The advantages are clear: text and graphics look incredibly crisp, with individual pixels practically invisible, even under close inspection. High-resolution images look stunning, and there’s an undeniable amount of screen real-estate – more than on the 1,920×1,080 MSI and the 2,880 x 1,620 Gigabyte Aorus X5.
That’s all well and good, but I soon discovered some issues. While the screen is pin-sharp when handling properly optimised text and images, it doesn’t offer such performance immediately: until Windows’ own scaling settings are used, the OS is so small it’s barely legible.
Those scaling options sometimes don’t play nicely with third-party applications, either. On occasion, Windows ramps up the size of text and icons until they’re blurry, and other apps deal with the resolution by keeping everything tiny. Other apps are unusable, with buttons and texts melding into one.
That makes the Aorus’ screen inconsistent, and that’s before I’d even loaded any games. The high resolution means the GTX 970M will have to render 5.7m pixels in order to play games at native resolution – more than twice as many as the 2.07m pixels that form Full HD screens. That’s going to tax the GTX 970M, so games won’t be playable without compromising quality.
I’ve reviewed many gaming laptops that have gone beyond 1080p, but they’ve faded away over the past year or so – and with good reason.
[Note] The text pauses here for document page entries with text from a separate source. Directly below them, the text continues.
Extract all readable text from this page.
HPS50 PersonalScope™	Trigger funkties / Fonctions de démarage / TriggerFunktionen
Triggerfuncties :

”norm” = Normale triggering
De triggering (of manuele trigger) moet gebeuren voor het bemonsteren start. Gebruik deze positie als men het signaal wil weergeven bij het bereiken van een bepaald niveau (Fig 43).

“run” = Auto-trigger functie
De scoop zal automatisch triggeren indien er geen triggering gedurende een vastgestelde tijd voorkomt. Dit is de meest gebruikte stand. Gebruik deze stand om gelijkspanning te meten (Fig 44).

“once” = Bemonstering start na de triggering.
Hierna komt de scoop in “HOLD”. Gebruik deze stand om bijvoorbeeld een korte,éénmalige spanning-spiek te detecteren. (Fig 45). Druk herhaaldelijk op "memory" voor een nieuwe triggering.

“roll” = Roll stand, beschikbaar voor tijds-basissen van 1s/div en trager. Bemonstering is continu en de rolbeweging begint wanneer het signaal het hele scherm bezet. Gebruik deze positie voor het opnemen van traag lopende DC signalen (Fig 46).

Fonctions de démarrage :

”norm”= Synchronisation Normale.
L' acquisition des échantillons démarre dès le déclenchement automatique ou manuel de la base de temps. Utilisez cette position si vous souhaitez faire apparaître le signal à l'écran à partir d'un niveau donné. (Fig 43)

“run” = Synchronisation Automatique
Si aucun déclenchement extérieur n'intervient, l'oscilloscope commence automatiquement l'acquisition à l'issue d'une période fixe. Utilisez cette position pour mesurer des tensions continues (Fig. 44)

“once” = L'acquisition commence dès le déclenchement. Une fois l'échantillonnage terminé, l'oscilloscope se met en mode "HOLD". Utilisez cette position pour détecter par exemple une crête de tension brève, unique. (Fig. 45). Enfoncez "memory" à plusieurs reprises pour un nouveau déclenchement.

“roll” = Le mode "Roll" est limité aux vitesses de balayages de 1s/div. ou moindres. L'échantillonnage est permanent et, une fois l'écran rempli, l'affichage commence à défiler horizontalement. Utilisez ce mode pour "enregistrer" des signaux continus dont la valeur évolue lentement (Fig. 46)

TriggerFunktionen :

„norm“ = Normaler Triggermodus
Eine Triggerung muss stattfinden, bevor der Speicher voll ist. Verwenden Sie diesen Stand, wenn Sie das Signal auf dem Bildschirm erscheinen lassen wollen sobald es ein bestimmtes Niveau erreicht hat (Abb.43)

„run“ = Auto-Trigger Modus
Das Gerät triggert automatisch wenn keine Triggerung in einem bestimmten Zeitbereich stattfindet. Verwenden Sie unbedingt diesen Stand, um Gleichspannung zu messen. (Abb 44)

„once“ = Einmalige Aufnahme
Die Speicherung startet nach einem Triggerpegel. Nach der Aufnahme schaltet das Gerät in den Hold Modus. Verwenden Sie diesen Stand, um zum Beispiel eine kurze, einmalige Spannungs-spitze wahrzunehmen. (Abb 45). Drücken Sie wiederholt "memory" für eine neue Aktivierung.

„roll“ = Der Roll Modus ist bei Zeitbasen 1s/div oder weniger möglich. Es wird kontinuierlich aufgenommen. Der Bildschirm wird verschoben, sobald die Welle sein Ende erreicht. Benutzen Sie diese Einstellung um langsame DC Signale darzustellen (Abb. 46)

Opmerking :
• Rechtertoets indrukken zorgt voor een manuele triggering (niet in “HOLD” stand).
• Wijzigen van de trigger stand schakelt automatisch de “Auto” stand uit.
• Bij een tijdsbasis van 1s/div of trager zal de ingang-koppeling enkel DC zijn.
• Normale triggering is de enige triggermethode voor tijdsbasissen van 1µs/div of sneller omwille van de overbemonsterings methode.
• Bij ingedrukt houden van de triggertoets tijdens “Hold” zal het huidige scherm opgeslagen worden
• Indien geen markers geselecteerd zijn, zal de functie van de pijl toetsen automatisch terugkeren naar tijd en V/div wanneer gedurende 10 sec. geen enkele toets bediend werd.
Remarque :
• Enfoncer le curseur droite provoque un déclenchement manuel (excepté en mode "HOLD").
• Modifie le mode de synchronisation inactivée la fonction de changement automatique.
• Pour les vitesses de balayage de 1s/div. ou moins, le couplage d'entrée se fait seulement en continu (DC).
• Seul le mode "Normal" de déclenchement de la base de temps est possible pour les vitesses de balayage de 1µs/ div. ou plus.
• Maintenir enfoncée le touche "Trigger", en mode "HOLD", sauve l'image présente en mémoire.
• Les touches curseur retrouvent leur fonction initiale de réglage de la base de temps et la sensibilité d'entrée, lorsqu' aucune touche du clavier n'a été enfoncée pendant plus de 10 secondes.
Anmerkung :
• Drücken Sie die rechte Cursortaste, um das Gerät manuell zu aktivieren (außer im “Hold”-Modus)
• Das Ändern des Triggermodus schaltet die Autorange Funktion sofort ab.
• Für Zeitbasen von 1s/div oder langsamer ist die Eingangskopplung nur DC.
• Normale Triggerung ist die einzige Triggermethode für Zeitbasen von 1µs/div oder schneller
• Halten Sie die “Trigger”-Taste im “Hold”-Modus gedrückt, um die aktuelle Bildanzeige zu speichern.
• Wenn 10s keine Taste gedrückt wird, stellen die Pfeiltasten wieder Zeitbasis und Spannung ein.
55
The X3 is a bit of a throwback, with an attention-grabbing resolution that won’t work well in the real world. It’s great for the spec sheet, but in reality it’s just an extra cost that doesn’t provide enough of a benefit. You’ll see why from my performance benchmarks on the next page.
Resolution issues aside, the Aorus offers reasonable quality. Its colour temperature of 6,740K is close to the 6,500K ideal, and the sRGB gamut coverage level of 96.2% is excellent and, crucially, a long way ahead of the MSI GS60 6QE Ghost Pro. The Aorus delivered an average Delta E of 2.98, which is also better than its rival.
Almost all of the sRGB gamut will be displayed accurately, and the screen maintains good uniformity, while colours remain accurate and viewing angles nice and wide.
The only quality issue is brightness and contrast. The X3’s 323-nit brightness level is huge and its 0.34-nit black level is decent, as is the resulting 950:1 contrast ratio. MSI’s laptop isn’t as bright, but its 277-nit backlight is ample and backed up by a better black level and contrast ratio.
It’s a close-run thing when it comes to screen quality, with the Aorus X3 and MSI GS60 trading blows – but there’s no such competition in the audio department.
The X3’s pair of 2W speakers are disappointing. There’s barely any bass, and the top-end is typically tinny for a laptop. The mid-range is good, but its clear output is hindered by a lack of nuance. There isn’t any software to tweak the audio, and the X3’s peak volume isn’t that loud. A headset is recommended.
Related: The Greatest Gaming Headsets
Gigabyte Aorus X3 Plus v5 – Keyboard & Trackpad
The keyboard is disappointing, despite the inclusion of a few neat features. It’s backlit, and is supplied with five macro keys – with different profiles that result in 25 unique combinations.
Problems arose before I’d begun to type, however. There’s no room for a number pad, and the Function keys are small. The cursor keys are shoved into a corner, and the up and down buttons are tiny.
The buttons are light and lack travel, and the flexible base means the typing action feels indistinct. Typing is quick, but the Aorus mimics the delicate action of a MacBook Pro, rather than the solid, firm action seen on the best gaming laptops. The X3’s keys just aren’t great for gaming and they’re a long way from the MSI, which was far better thanks to its SteelSeries-designed unit.
The trackpad has its problems, too. The surface is smooth, but the buttons are too soft – they don’t do enough to mimic the rapid, shallow clicks of the best gaming mice. It’s fine for general use, but this trackpad is only going to disappoint when gaming.